Yes, You Can Afford a Checking Account


If it seems like free checking accounts are becoming a thing of the past, you’re not totally wrong. A number of large banks have either given them up altogether or started charging a fee if your account balance doesn’t exceed a minimum level.

Bank of America was the latest domino to fall. In January, it announced the end of its popular eBanking account, which waived the maintenance fee for customers who received electronic statements and did all their banking online. The bank moved those customers into accounts that charge a $12 monthly fee unless you maintain a balance of at least $1,500 and have direct deposits totaling at least $250 a month. For many working-class consumers, that’s hard to do.

Free Accounts Do Still Exist

Ironically, free and low-cost banking services are harder to find in low-income areas, where customers need them the most. According to the research firm Moebs Services, you can find free checking accounts 65% of the time if you live in a city where bank usage is prevalent. In areas where customers tend to avoid banks – in other words, those with a less-affluent population – free accounts are available just 51% of the time.

That doesn’t mean it’s futile to look for a no-cost checking account. A number of depository institutions still offer products that are free of monthly fees. To find one, you might have to look at less conventional options. However, the effort will show that you can afford a checking account and benefit from its offerings – especially if you’re accustomed to using prepaid debit cards, which often have lots of hidden fees. (See 8 Ways to Avoid Getting Burned by Prepaid Debit Cards.)

Look Beyond the Big Banks

While completely free accounts are harder to come by at larger banks, some make it easier than others to steer clear of their service fee. Wells Fargo, for example, lets you avoid a $10 monthly charge for its Everyday Checking account if you maintain a $500 balance or receive direct deposits totaling $500 a month. Customers must be between the ages of 17 and 24.

Online banks like Ally and Discover may be an even better option, since they forgo monthly fees altogether. They also tend to offer higher interest rates than their brick-and-mortar competitors. Discover is particularly generous in this regard, with several 5% “cash back bonus” programs.

Since more customers are using online and mobile apps to do their banking, the lack of physical branches is less of an issue than it used to be. And if you need cash, finding an ATM usually isn’t much of a problem.

Discover offers some 60,000 no-fee teller machines around the United States. Ally, meanwhile, lets customers use any Allpoint ATM for free and reimburses customers up to $10 a month on any fees they generate from a machine outside their network. By contrast, prepaid debit cards often charge you for withdrawing funds from an ATM or even using an ATM to check your balance.

If an online-only account still makes you nervous, you might want to consider community banks and credit unions, which are more likely than big banks to offer free checking. In a recent survey, Bankrate found that 82% of credit unions marketed these accounts, while only 38% of banks did.

These days, joining a credit union is easier than you might think. While there are still plenty of company-sponsored credit unions that only serve their own employees, others simply require that you live within a certain geographic boundary. And even if you don’t meet eligibility requirements on your own, you can often participate if a close relative is a member.
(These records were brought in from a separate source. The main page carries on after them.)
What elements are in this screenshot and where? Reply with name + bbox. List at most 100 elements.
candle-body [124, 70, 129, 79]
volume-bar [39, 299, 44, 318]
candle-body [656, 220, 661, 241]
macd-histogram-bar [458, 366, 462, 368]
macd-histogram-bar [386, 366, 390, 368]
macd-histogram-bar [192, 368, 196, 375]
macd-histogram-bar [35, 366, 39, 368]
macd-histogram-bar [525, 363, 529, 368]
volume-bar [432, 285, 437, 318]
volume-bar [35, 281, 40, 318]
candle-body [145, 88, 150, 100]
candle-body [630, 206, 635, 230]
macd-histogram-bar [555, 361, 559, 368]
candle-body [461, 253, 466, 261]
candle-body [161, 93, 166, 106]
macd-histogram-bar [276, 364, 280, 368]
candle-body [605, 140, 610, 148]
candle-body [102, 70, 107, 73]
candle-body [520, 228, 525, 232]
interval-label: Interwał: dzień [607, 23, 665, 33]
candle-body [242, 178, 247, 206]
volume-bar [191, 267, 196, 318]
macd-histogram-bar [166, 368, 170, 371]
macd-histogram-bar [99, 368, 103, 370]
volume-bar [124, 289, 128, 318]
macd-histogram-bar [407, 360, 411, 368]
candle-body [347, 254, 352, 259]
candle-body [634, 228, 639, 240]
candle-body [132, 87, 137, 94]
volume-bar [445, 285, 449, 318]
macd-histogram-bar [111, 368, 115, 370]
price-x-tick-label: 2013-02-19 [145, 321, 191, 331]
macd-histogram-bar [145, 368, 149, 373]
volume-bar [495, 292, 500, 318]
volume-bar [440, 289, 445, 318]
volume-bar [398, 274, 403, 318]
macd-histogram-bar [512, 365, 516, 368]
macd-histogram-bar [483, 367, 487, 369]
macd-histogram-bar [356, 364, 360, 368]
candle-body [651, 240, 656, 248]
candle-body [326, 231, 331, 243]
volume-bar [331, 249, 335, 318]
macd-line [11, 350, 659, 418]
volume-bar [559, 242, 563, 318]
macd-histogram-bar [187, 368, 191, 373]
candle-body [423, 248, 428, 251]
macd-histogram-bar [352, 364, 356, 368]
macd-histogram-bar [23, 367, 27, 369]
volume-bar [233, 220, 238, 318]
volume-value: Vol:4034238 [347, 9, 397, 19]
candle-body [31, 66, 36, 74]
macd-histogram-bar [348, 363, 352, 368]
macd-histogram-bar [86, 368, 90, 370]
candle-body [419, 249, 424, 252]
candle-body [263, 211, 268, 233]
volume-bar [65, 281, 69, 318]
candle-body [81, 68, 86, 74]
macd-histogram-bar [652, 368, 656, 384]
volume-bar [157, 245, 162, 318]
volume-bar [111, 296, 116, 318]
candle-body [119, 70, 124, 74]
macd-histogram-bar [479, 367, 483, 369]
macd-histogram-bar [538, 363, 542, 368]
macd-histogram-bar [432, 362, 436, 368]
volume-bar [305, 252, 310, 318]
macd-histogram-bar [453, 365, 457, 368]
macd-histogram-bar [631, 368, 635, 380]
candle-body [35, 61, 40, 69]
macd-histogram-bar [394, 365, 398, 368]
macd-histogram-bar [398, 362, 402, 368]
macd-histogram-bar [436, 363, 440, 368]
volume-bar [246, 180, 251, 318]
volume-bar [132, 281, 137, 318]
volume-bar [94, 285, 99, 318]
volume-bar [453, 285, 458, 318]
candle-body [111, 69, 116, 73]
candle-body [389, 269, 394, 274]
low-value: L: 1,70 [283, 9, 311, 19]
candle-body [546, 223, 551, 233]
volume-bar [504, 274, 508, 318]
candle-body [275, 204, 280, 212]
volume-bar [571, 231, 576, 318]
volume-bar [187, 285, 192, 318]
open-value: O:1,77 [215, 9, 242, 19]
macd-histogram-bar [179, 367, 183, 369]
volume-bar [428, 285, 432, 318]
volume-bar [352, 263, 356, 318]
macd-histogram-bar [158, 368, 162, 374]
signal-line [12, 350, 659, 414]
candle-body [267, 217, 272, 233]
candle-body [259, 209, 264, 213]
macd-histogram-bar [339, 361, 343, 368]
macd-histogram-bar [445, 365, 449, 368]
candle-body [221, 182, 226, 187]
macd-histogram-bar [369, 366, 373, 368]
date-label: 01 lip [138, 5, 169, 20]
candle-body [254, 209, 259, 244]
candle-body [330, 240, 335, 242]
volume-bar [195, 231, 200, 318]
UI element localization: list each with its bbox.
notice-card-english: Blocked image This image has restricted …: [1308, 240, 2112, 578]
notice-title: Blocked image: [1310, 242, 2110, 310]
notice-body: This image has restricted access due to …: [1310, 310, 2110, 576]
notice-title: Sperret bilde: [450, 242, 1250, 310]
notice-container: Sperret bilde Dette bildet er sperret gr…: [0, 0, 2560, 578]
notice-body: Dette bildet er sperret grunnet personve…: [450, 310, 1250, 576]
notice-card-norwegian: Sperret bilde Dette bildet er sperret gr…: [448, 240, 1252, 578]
How to Dodge Overdraft Fees

Even if you are not charged a monthly service fee on your checking account, you could end up paying through the nose with various other charges. But there are ways to make sure your “free” account remains free.

Overdraft fees are among the biggest culprits. According to Bankrate, the average overdraft fee is $33.38 per transaction at banks and $28.20 at credit unions. When you consider that some accounts can charge multiple fees per day, they can add up quickly. (See also How Overdraft Fees Work and How to Avoid Them.)

When you’re shopping for an account, be sure to check the fee schedule. Online banks tend to win out in this regard, too. While Ally charges a $25 fee to cover purchases when your account balance goes negative, they limit them to one per day. That ensures you won’t get dinged for a quick succession of purchases when your funds have run dry.

Another compelling option: the GoBank account being offered at Walmart. The product, which combines mobile banking capabilities with the ability to deposit cash at its retail locations, won’t charge overdraft or bounced check fees. GoBank does charge an $8.95 monthly membership fee, although that too can be avoided if your account receives direct deposits worth at least $500 a month.

For those banking elsewhere, the best way to avoid hefty fees is to regularly check your balance online and ask the bank to turn off overdraft protection. (For more read Pros and Cons of Overdraft Protection.) As a result, retailers will decline your debit card purchase when you don’t have enough funds – but at least you’ll avoid paying through the nose to have the bank cover the difference.

The Bottom Line

Online checking accounts may not offer the personal touch that you can find at a traditional bank, but it’s hard to argue with their low-cost approach. For those who like to see a banker in person from time to time, you’re more likely to find free offerings at community banks and credit unions than at the big-name banks. Either way, there are low- to no-cost options that will likely make a checking account affordable.